The review found that integrating advanced strategies significantly enhances the efficacy of host-defense peptides (AMPs) against antimicrobial resistance (AMR) and biofilms. Artificial intelligence (AI)-assisted designs, alongside sequence engineering and chemical modifications, were identified as crucial for improving AMP antibacterial activity, stability, and biocompatibility. Nanoscale delivery platforms, including both organic- and inorganic-based systems, were shown to overcome key challenges by providing enhanced stability, enabling targeted delivery, and facilitating superior biofilm penetration. These platforms also offer the potential for stimuli-responsive drug release, optimizing antibacterial and antibiofilm actions.

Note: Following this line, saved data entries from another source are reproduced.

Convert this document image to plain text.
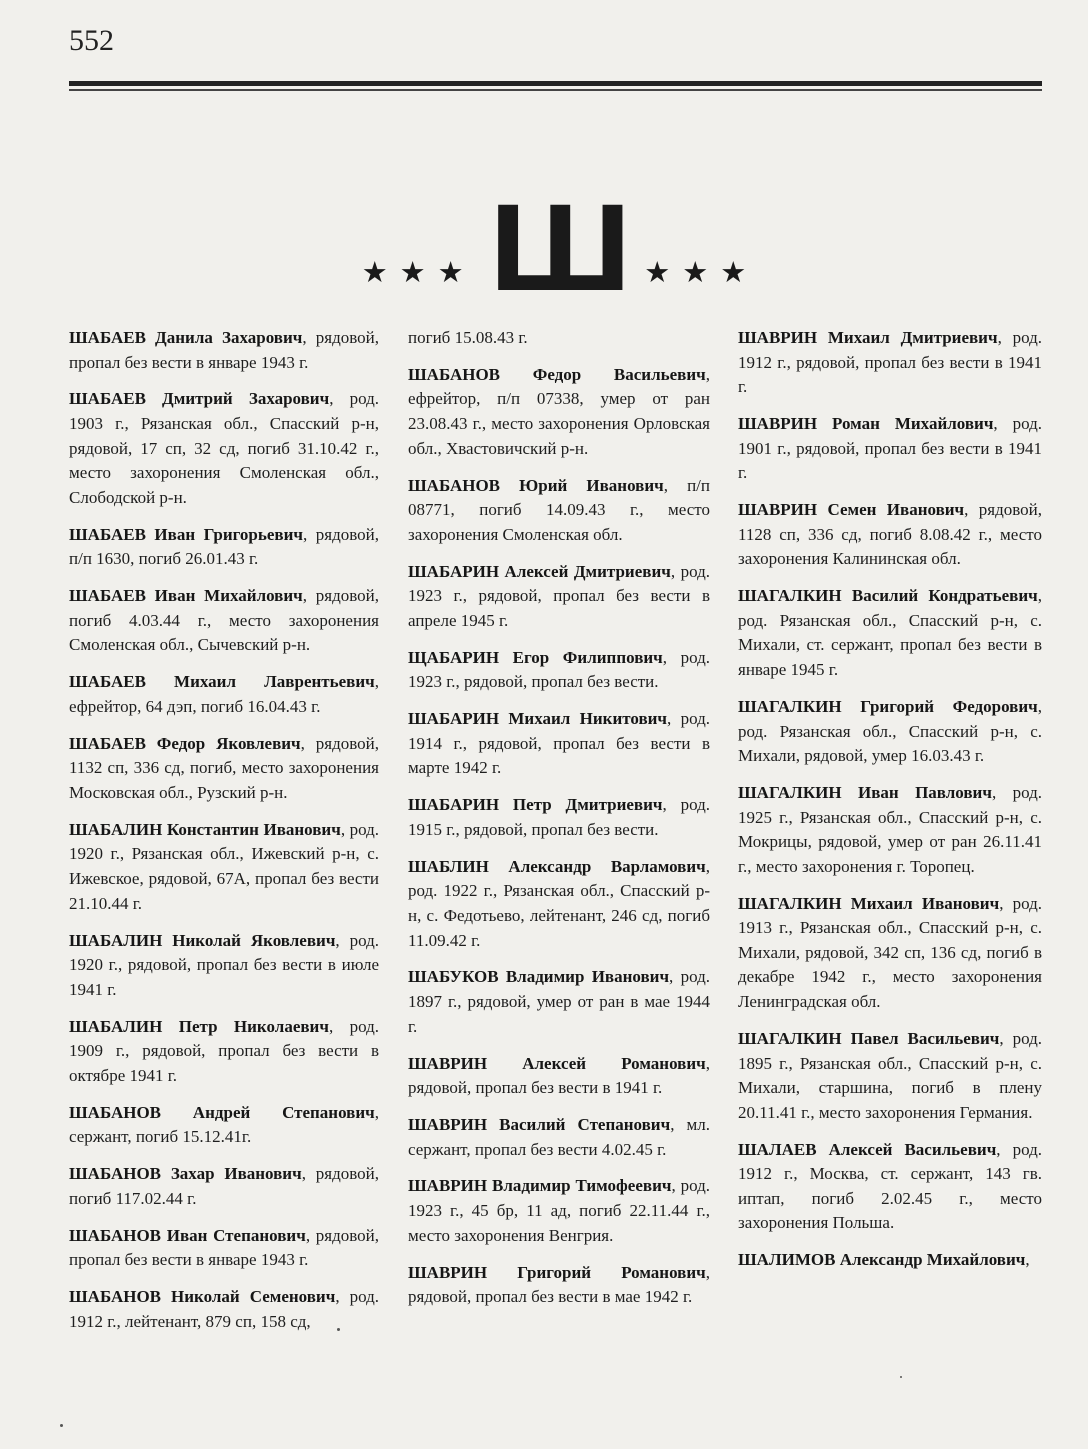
552
★★★ Ш ★★★
ШАБАЕВ Данила Захарович, рядовой, пропал без вести в январе 1943 г.
ШАБАЕВ Дмитрий Захарович, род. 1903 г., Рязанская обл., Спасский р-н, рядовой, 17 сп, 32 сд, погиб 31.10.42 г., место захоронения Смоленская обл., Слободской р-н.
ШАБАЕВ Иван Григорьевич, рядовой, п/п 1630, погиб 26.01.43 г.
ШАБАЕВ Иван Михайлович, рядовой, погиб 4.03.44 г., место захоронения Смоленская обл., Сычевский р-н.
ШАБАЕВ Михаил Лаврентьевич, ефрейтор, 64 дэп, погиб 16.04.43 г.
ШАБАЕВ Федор Яковлевич, рядовой, 1132 сп, 336 сд, погиб, место захоронения Московская обл., Рузский р-н.
ШАБАЛИН Константин Иванович, род. 1920 г., Рязанская обл., Ижевский р-н, с. Ижевское, рядовой, 67А, пропал без вести 21.10.44 г.
ШАБАЛИН Николай Яковлевич, род. 1920 г., рядовой, пропал без вести в июле 1941 г.
ШАБАЛИН Петр Николаевич, род. 1909 г., рядовой, пропал без вести в октябре 1941 г.
ШАБАНОВ Андрей Степанович, сержант, погиб 15.12.41г.
ШАБАНОВ Захар Иванович, рядовой, погиб 117.02.44 г.
ШАБАНОВ Иван Степанович, рядовой, пропал без вести в январе 1943 г.
ШАБАНОВ Николай Семенович, род. 1912 г., лейтенант, 879 сп, 158 сд,
погиб 15.08.43 г.
ШАБАНОВ Федор Васильевич, ефрейтор, п/п 07338, умер от ран 23.08.43 г., место захоронения Орловская обл., Хвастовичский р-н.
ШАБАНОВ Юрий Иванович, п/п 08771, погиб 14.09.43 г., место захоронения Смоленская обл.
ШАБАРИН Алексей Дмитриевич, род. 1923 г., рядовой, пропал без вести в апреле 1945 г.
ЩАБАРИН Егор Филиппович, род. 1923 г., рядовой, пропал без вести.
ШАБАРИН Михаил Никитович, род. 1914 г., рядовой, пропал без вести в марте 1942 г.
ШАБАРИН Петр Дмитриевич, род. 1915 г., рядовой, пропал без вести.
ШАБЛИН Александр Варламович, род. 1922 г., Рязанская обл., Спасский р-н, с. Федотьево, лейтенант, 246 сд, погиб 11.09.42 г.
ШАБУКОВ Владимир Иванович, род. 1897 г., рядовой, умер от ран в мае 1944 г.
ШАВРИН Алексей Романович, рядовой, пропал без вести в 1941 г.
ШАВРИН Василий Степанович, мл. сержант, пропал без вести 4.02.45 г.
ШАВРИН Владимир Тимофеевич, род. 1923 г., 45 бр, 11 ад, погиб 22.11.44 г., место захоронения Венгрия.
ШАВРИН Григорий Романович, рядовой, пропал без вести в мае 1942 г.
ШАВРИН Михаил Дмитриевич, род. 1912 г., рядовой, пропал без вести в 1941 г.
ШАВРИН Роман Михайлович, род. 1901 г., рядовой, пропал без вести в 1941 г.
ШАВРИН Семен Иванович, рядовой, 1128 сп, 336 сд, погиб 8.08.42 г., место захоронения Калининская обл.
ШАГАЛКИН Василий Кондратьевич, род. Рязанская обл., Спасский р-н, с. Михали, ст. сержант, пропал без вести в январе 1945 г.
ШАГАЛКИН Григорий Федорович, род. Рязанская обл., Спасский р-н, с. Михали, рядовой, умер 16.03.43 г.
ШАГАЛКИН Иван Павлович, род. 1925 г., Рязанская обл., Спасский р-н, с. Мокрицы, рядовой, умер от ран 26.11.41 г., место захоронения г. Торопец.
ШАГАЛКИН Михаил Иванович, род. 1913 г., Рязанская обл., Спасский р-н, с. Михали, рядовой, 342 сп, 136 сд, погиб в декабре 1942 г., место захоронения Ленинградская обл.
ШАГАЛКИН Павел Васильевич, род. 1895 г., Рязанская обл., Спасский р-н, с. Михали, старшина, погиб в плену 20.11.41 г., место захоронения Германия.
ШАЛАЕВ Алексей Васильевич, род. 1912 г., Москва, ст. сержант, 143 гв. иптап, погиб 2.02.45 г., место захоронения Польша.
ШАЛИМОВ Александр Михайлович,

Synergistic combinations of AMPs with conventional antibiotics or adjuvants were highlighted as a potent strategy to amplify therapeutic effects and mitigate resistance development. The review underscored that diverse modification techniques are essential to develop innovative AMPs with improved safety profiles and significant antibacterial activity for future AMR therapy, addressing current research gaps and clinical obstacles.